Deze uitspraak is gedaan door mr. B.F.A. van Huijgevoort, voorzitter, mr. R. den Ouden en mr. I. Linssen, in tegenwoordigheid van mr. A.W.M. van der Waerden als griffier.
De beslissing is in het openbaar uitgesproken op
17 december 2019.
De griffier, De voorzitter,
(A.W.M. van der Waerden) (B.F.A. van Huijgevoort)
Afschriften zijn aangetekend per post verzonden op
Tegen deze uitspraak kunnen beide partijen binnen zes weken na de verzenddatum beroep in cassatie instellen bij
de Hoge Raad der Nederlanden (belastingkamer),
Postbus 20303,
2500 EH Den Haag.
Daarbij moet het volgende in acht worden genomen:
1. bij het beroepschrift wordt een afschrift van deze uitspraak overgelegd;
2 - het beroepschrift moet ondertekend zijn en ten minste het volgende vermelden:
a. de naam en het adres van de indiener;
b. de dagtekening;
c. een omschrijving van de uitspraak waartegen het beroep in cassatie is gericht;
d. de gronden van het beroep in cassatie.

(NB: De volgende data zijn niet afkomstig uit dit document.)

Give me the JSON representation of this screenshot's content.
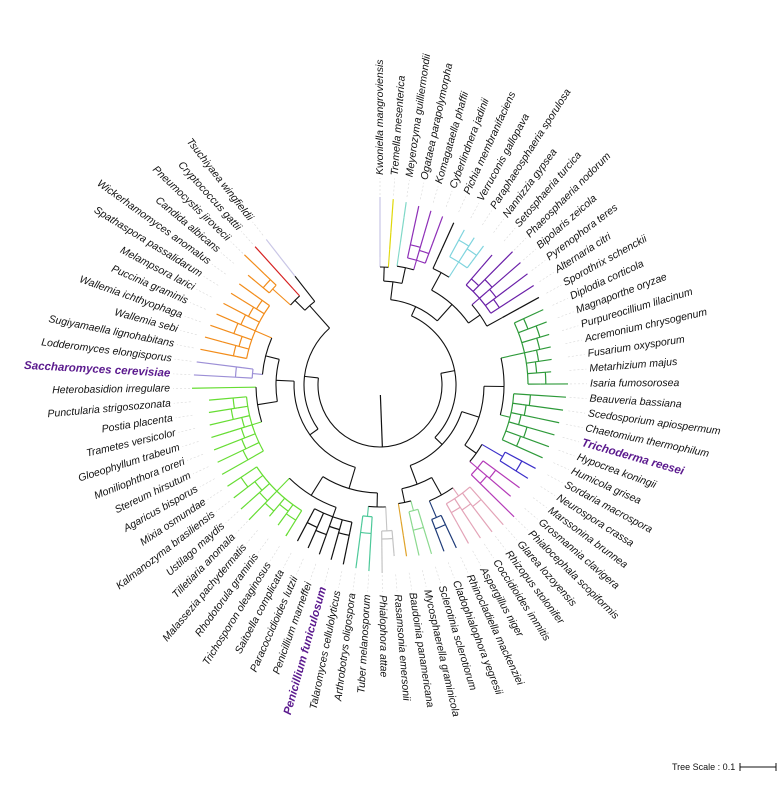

Voor het instellen van beroep in cassatie is griffierecht verschuldigd. Na het instellen van beroep in cassatie ontvangt de indiener een nota griffierecht van de griffier van de Hoge Raad. In het cassatieberoepschrift kan de Hoge Raad verzocht worden om de wederpartij te veroordelen in de proceskosten.